12. Não saia cedinho de casa pra ver o desfile do Galo de Madrugada. Este bloco não desfila e nem nunca desfilou de madrugada. 


- Ao final do desfile, procure um bom dermatologista .... depois de se recuperar. 

13. Em Olinda, depois de tomar todas, nunca tente subir a Ladeira da Sé à pé.

Álcool só é combustível pra automóvel. 

14. Se você for pra folia de carro, prepare-se para pagar antecipadamente 10 reais ao flanelinha pra deixar o carro na rua - se conseguir achar algum lugar. 

Além disso, prepare pra enfrentar engarrafamentos homéricos. 

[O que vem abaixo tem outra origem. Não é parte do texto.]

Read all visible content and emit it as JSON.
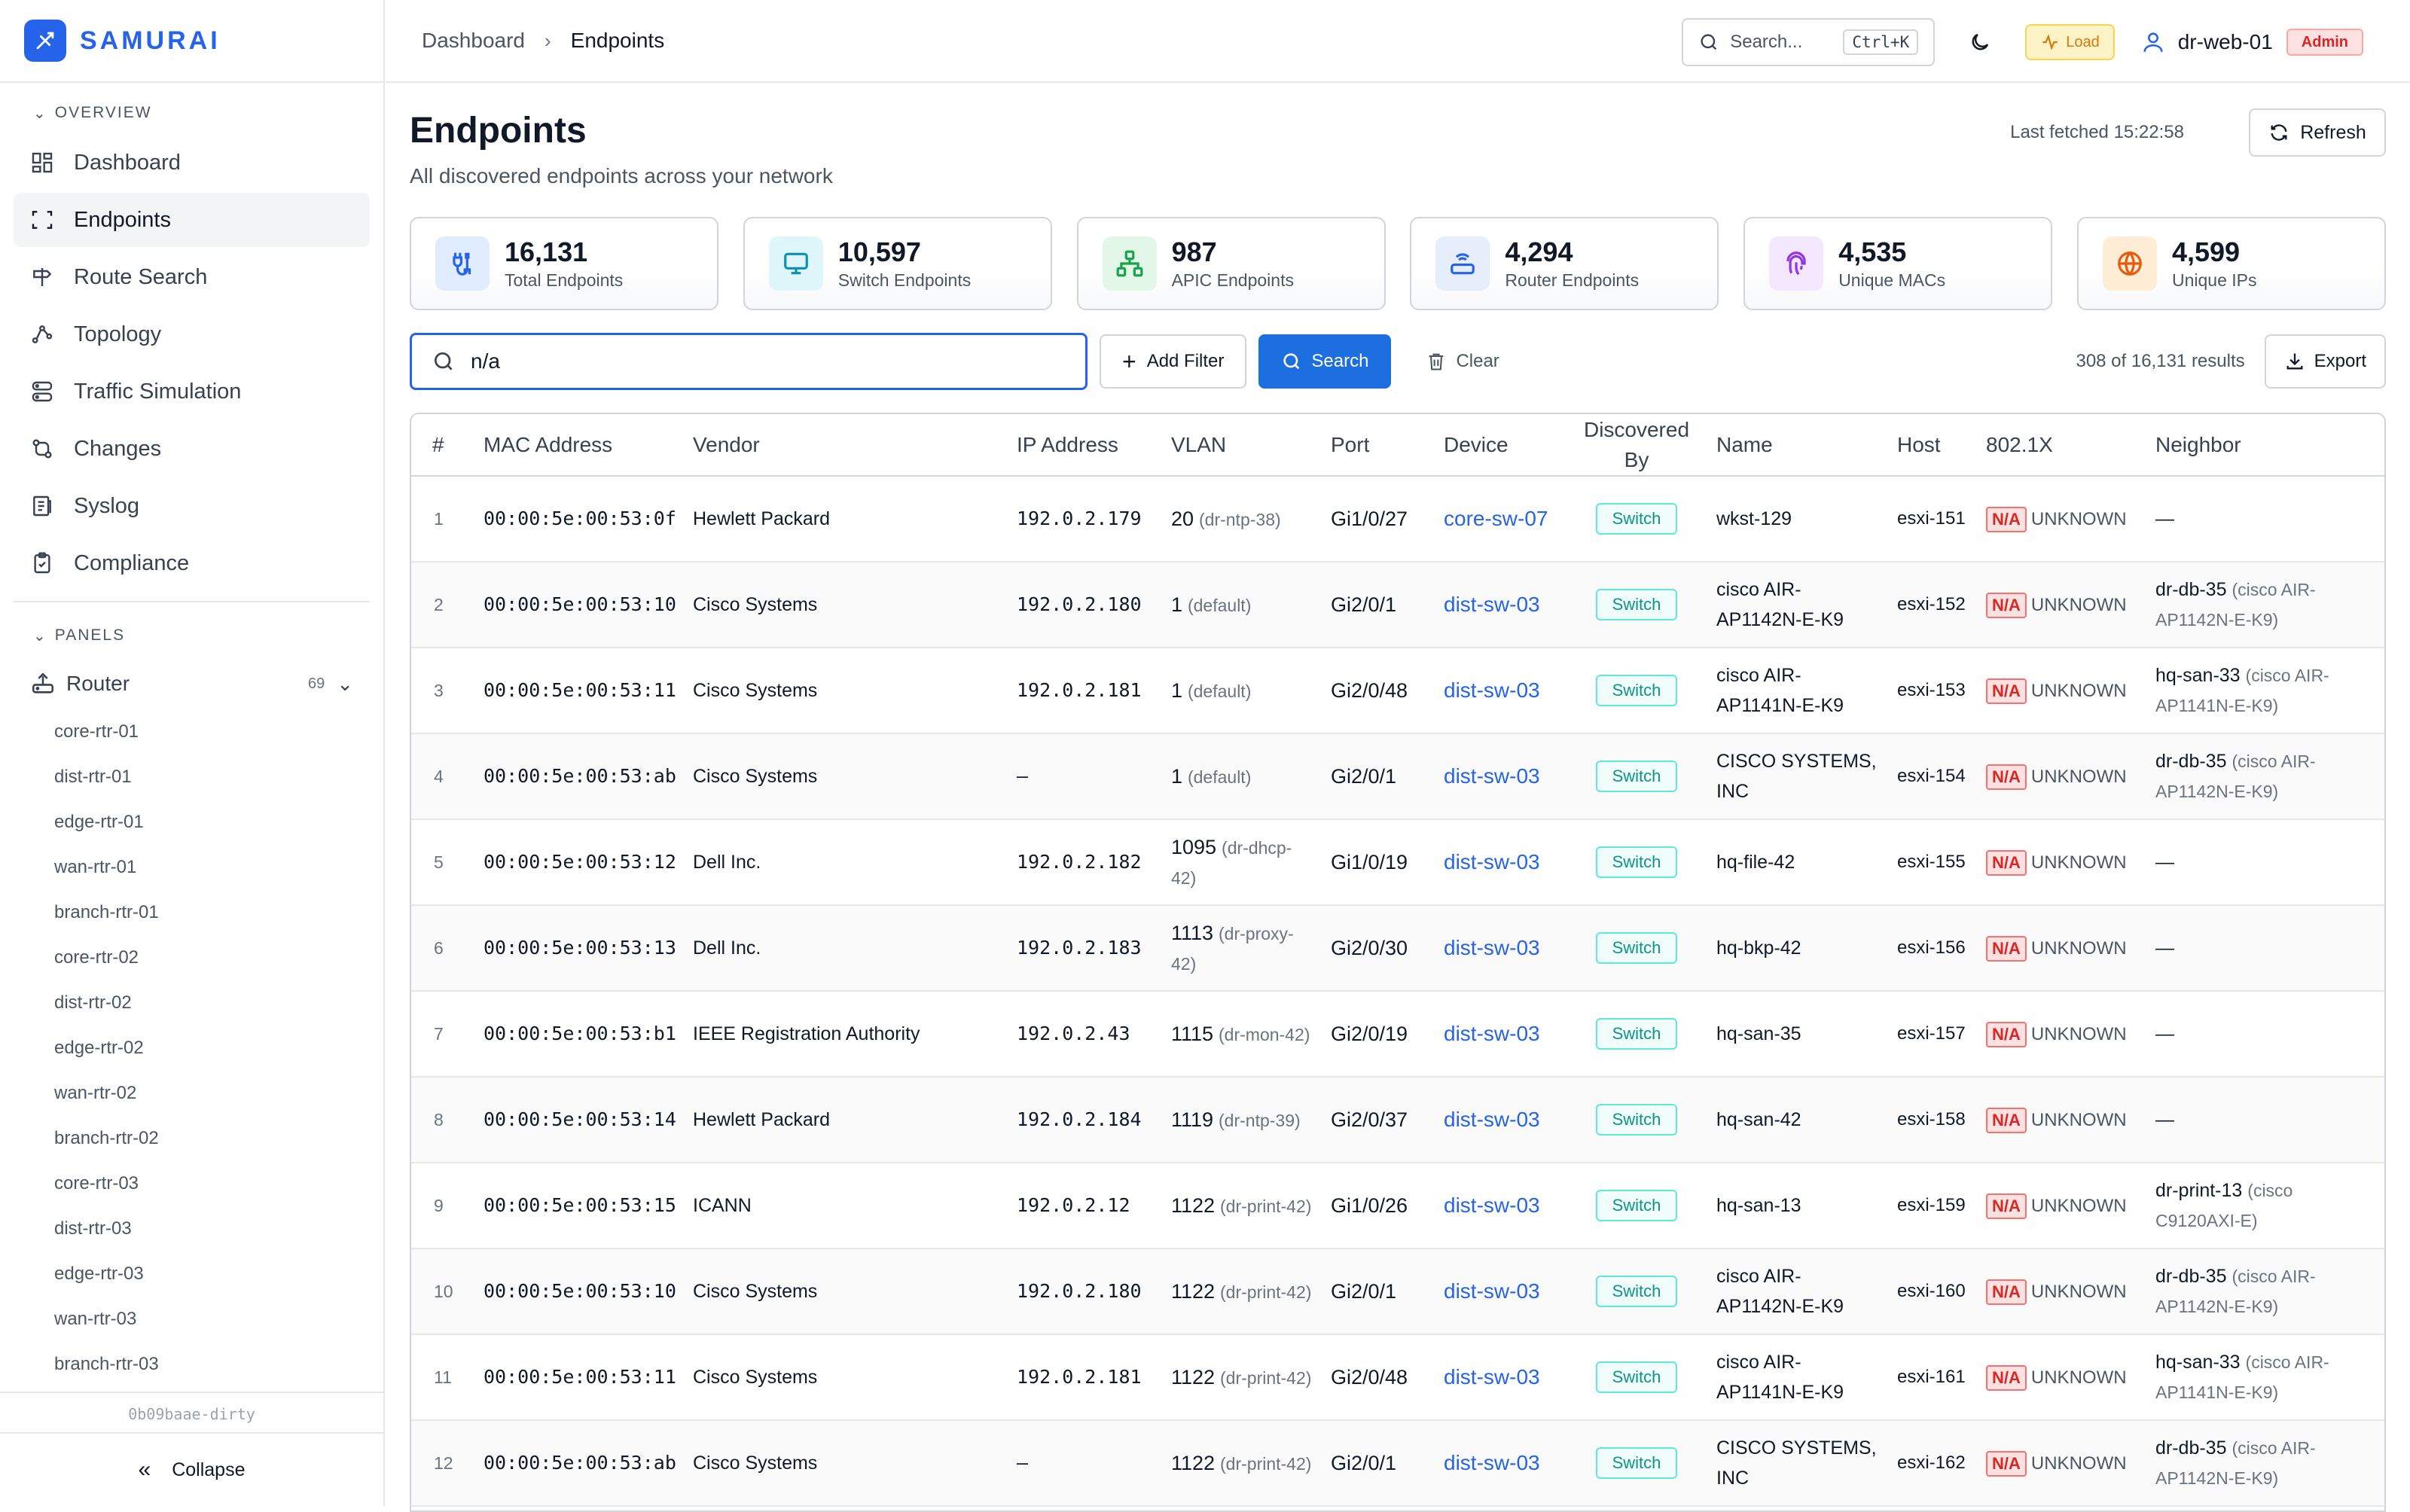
{
  "brand": {
    "name": "SAMURAI"
  },
  "sidebar": {
    "overview_label": "OVERVIEW",
    "nav": [
      {
        "label": "Dashboard",
        "icon": "dashboard-icon"
      },
      {
        "label": "Endpoints",
        "icon": "endpoints-icon"
      },
      {
        "label": "Route Search",
        "icon": "route-icon"
      },
      {
        "label": "Topology",
        "icon": "topology-icon"
      },
      {
        "label": "Traffic Simulation",
        "icon": "traffic-icon"
      },
      {
        "label": "Changes",
        "icon": "changes-icon"
      },
      {
        "label": "Syslog",
        "icon": "syslog-icon"
      },
      {
        "label": "Compliance",
        "icon": "compliance-icon"
      }
    ],
    "panels_label": "PANELS",
    "router": {
      "label": "Router",
      "count": "69"
    },
    "routers": [
      "core-rtr-01",
      "dist-rtr-01",
      "edge-rtr-01",
      "wan-rtr-01",
      "branch-rtr-01",
      "core-rtr-02",
      "dist-rtr-02",
      "edge-rtr-02",
      "wan-rtr-02",
      "branch-rtr-02",
      "core-rtr-03",
      "dist-rtr-03",
      "edge-rtr-03",
      "wan-rtr-03",
      "branch-rtr-03"
    ],
    "version": "0b09baae-dirty",
    "collapse_label": "Collapse"
  },
  "topbar": {
    "crumbs": [
      "Dashboard",
      "Endpoints"
    ],
    "search_placeholder": "Search...",
    "shortcut": "Ctrl+K",
    "load_label": "Load",
    "host": "dr-web-01",
    "role": "Admin"
  },
  "page": {
    "title": "Endpoints",
    "subtitle": "All discovered endpoints across your network",
    "last_fetched": "Last fetched 15:22:58",
    "refresh_label": "Refresh"
  },
  "stats": [
    {
      "value": "16,131",
      "label": "Total Endpoints",
      "color": "#2563eb",
      "bg": "#e0ecff"
    },
    {
      "value": "10,597",
      "label": "Switch Endpoints",
      "color": "#0891b2",
      "bg": "#dff6fb"
    },
    {
      "value": "987",
      "label": "APIC Endpoints",
      "color": "#16a34a",
      "bg": "#e3f7e9"
    },
    {
      "value": "4,294",
      "label": "Router Endpoints",
      "color": "#2563eb",
      "bg": "#e6edfb"
    },
    {
      "value": "4,535",
      "label": "Unique MACs",
      "color": "#9333ea",
      "bg": "#f3e8ff"
    },
    {
      "value": "4,599",
      "label": "Unique IPs",
      "color": "#ea580c",
      "bg": "#ffedd5"
    }
  ],
  "filters": {
    "query": "n/a",
    "add_filter_label": "Add Filter",
    "search_label": "Search",
    "clear_label": "Clear",
    "results": "308 of 16,131 results",
    "export_label": "Export"
  },
  "table": {
    "columns": [
      "#",
      "MAC Address",
      "Vendor",
      "IP Address",
      "VLAN",
      "Port",
      "Device",
      "Discovered By",
      "Name",
      "Host",
      "802.1X",
      "Neighbor"
    ],
    "rows": [
      {
        "n": "1",
        "mac": "00:00:5e:00:53:0f",
        "vendor": "Hewlett Packard",
        "ip": "192.0.2.179",
        "vlan": "20",
        "vlan_name": "(dr-ntp-38)",
        "port": "Gi1/0/27",
        "device": "core-sw-07",
        "by": "Switch",
        "name": "wkst-129",
        "host": "esxi-151",
        "dot1x": "N/A",
        "dot1x_state": "UNKNOWN",
        "nb": "—",
        "nb_model": ""
      },
      {
        "n": "2",
        "mac": "00:00:5e:00:53:10",
        "vendor": "Cisco Systems",
        "ip": "192.0.2.180",
        "vlan": "1",
        "vlan_name": "(default)",
        "port": "Gi2/0/1",
        "device": "dist-sw-03",
        "by": "Switch",
        "name": "cisco AIR-AP1142N-E-K9",
        "host": "esxi-152",
        "dot1x": "N/A",
        "dot1x_state": "UNKNOWN",
        "nb": "dr-db-35",
        "nb_model": "(cisco AIR-AP1142N-E-K9)"
      },
      {
        "n": "3",
        "mac": "00:00:5e:00:53:11",
        "vendor": "Cisco Systems",
        "ip": "192.0.2.181",
        "vlan": "1",
        "vlan_name": "(default)",
        "port": "Gi2/0/48",
        "device": "dist-sw-03",
        "by": "Switch",
        "name": "cisco AIR-AP1141N-E-K9",
        "host": "esxi-153",
        "dot1x": "N/A",
        "dot1x_state": "UNKNOWN",
        "nb": "hq-san-33",
        "nb_model": "(cisco AIR-AP1141N-E-K9)"
      },
      {
        "n": "4",
        "mac": "00:00:5e:00:53:ab",
        "vendor": "Cisco Systems",
        "ip": "—",
        "vlan": "1",
        "vlan_name": "(default)",
        "port": "Gi2/0/1",
        "device": "dist-sw-03",
        "by": "Switch",
        "name": "CISCO SYSTEMS, INC",
        "host": "esxi-154",
        "dot1x": "N/A",
        "dot1x_state": "UNKNOWN",
        "nb": "dr-db-35",
        "nb_model": "(cisco AIR-AP1142N-E-K9)"
      },
      {
        "n": "5",
        "mac": "00:00:5e:00:53:12",
        "vendor": "Dell Inc.",
        "ip": "192.0.2.182",
        "vlan": "1095",
        "vlan_name": "(dr-dhcp-42)",
        "port": "Gi1/0/19",
        "device": "dist-sw-03",
        "by": "Switch",
        "name": "hq-file-42",
        "host": "esxi-155",
        "dot1x": "N/A",
        "dot1x_state": "UNKNOWN",
        "nb": "—",
        "nb_model": ""
      },
      {
        "n": "6",
        "mac": "00:00:5e:00:53:13",
        "vendor": "Dell Inc.",
        "ip": "192.0.2.183",
        "vlan": "1113",
        "vlan_name": "(dr-proxy-42)",
        "port": "Gi2/0/30",
        "device": "dist-sw-03",
        "by": "Switch",
        "name": "hq-bkp-42",
        "host": "esxi-156",
        "dot1x": "N/A",
        "dot1x_state": "UNKNOWN",
        "nb": "—",
        "nb_model": ""
      },
      {
        "n": "7",
        "mac": "00:00:5e:00:53:b1",
        "vendor": "IEEE Registration Authority",
        "ip": "192.0.2.43",
        "vlan": "1115",
        "vlan_name": "(dr-mon-42)",
        "port": "Gi2/0/19",
        "device": "dist-sw-03",
        "by": "Switch",
        "name": "hq-san-35",
        "host": "esxi-157",
        "dot1x": "N/A",
        "dot1x_state": "UNKNOWN",
        "nb": "—",
        "nb_model": ""
      },
      {
        "n": "8",
        "mac": "00:00:5e:00:53:14",
        "vendor": "Hewlett Packard",
        "ip": "192.0.2.184",
        "vlan": "1119",
        "vlan_name": "(dr-ntp-39)",
        "port": "Gi2/0/37",
        "device": "dist-sw-03",
        "by": "Switch",
        "name": "hq-san-42",
        "host": "esxi-158",
        "dot1x": "N/A",
        "dot1x_state": "UNKNOWN",
        "nb": "—",
        "nb_model": ""
      },
      {
        "n": "9",
        "mac": "00:00:5e:00:53:15",
        "vendor": "ICANN",
        "ip": "192.0.2.12",
        "vlan": "1122",
        "vlan_name": "(dr-print-42)",
        "port": "Gi1/0/26",
        "device": "dist-sw-03",
        "by": "Switch",
        "name": "hq-san-13",
        "host": "esxi-159",
        "dot1x": "N/A",
        "dot1x_state": "UNKNOWN",
        "nb": "dr-print-13",
        "nb_model": "(cisco C9120AXI-E)"
      },
      {
        "n": "10",
        "mac": "00:00:5e:00:53:10",
        "vendor": "Cisco Systems",
        "ip": "192.0.2.180",
        "vlan": "1122",
        "vlan_name": "(dr-print-42)",
        "port": "Gi2/0/1",
        "device": "dist-sw-03",
        "by": "Switch",
        "name": "cisco AIR-AP1142N-E-K9",
        "host": "esxi-160",
        "dot1x": "N/A",
        "dot1x_state": "UNKNOWN",
        "nb": "dr-db-35",
        "nb_model": "(cisco AIR-AP1142N-E-K9)"
      },
      {
        "n": "11",
        "mac": "00:00:5e:00:53:11",
        "vendor": "Cisco Systems",
        "ip": "192.0.2.181",
        "vlan": "1122",
        "vlan_name": "(dr-print-42)",
        "port": "Gi2/0/48",
        "device": "dist-sw-03",
        "by": "Switch",
        "name": "cisco AIR-AP1141N-E-K9",
        "host": "esxi-161",
        "dot1x": "N/A",
        "dot1x_state": "UNKNOWN",
        "nb": "hq-san-33",
        "nb_model": "(cisco AIR-AP1141N-E-K9)"
      },
      {
        "n": "12",
        "mac": "00:00:5e:00:53:ab",
        "vendor": "Cisco Systems",
        "ip": "—",
        "vlan": "1122",
        "vlan_name": "(dr-print-42)",
        "port": "Gi2/0/1",
        "device": "dist-sw-03",
        "by": "Switch",
        "name": "CISCO SYSTEMS, INC",
        "host": "esxi-162",
        "dot1x": "N/A",
        "dot1x_state": "UNKNOWN",
        "nb": "dr-db-35",
        "nb_model": "(cisco AIR-AP1142N-E-K9)"
      }
    ]
  }
}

15. Não fique constrangido se você estiver no meio de um bloco "lírico" e não souber o que porra é lirismo. Também não fique sem jeito se o bloco for um do tipo "bloco-de-saudade-de-velhos-carnavais" e você não estiver sentido saudade alguma. Metade dos participantes desses blocos também não sentem porra de saudade nenhuma, só dores nas juntas. 


- Grande chance de achar aquela velha tia-avó viúva ou a tia solteirona, que há muito você não via. 

16. Se você for alérgico a mofo, passe longe dos "blocos-de-saudade-de-velhos-carnavais". 

17. No meio desses "blocos-de-saudade-de-velhos-carnavais", finja que sabe quem é Felinto, Pedro Salgado, Pierre, Fenelon e o velho Raul Moraes. Assim, você se enturmará mais rápido com o pessoal.


- Se, por curiosidade, você perguntar quem são esses caras, provavelmente vai receber como resposta um constrangido "não sei". 

18. Não há problema algum em não saber dançar frevo. 99% dos pernambucanos não sabem fazer o passo. 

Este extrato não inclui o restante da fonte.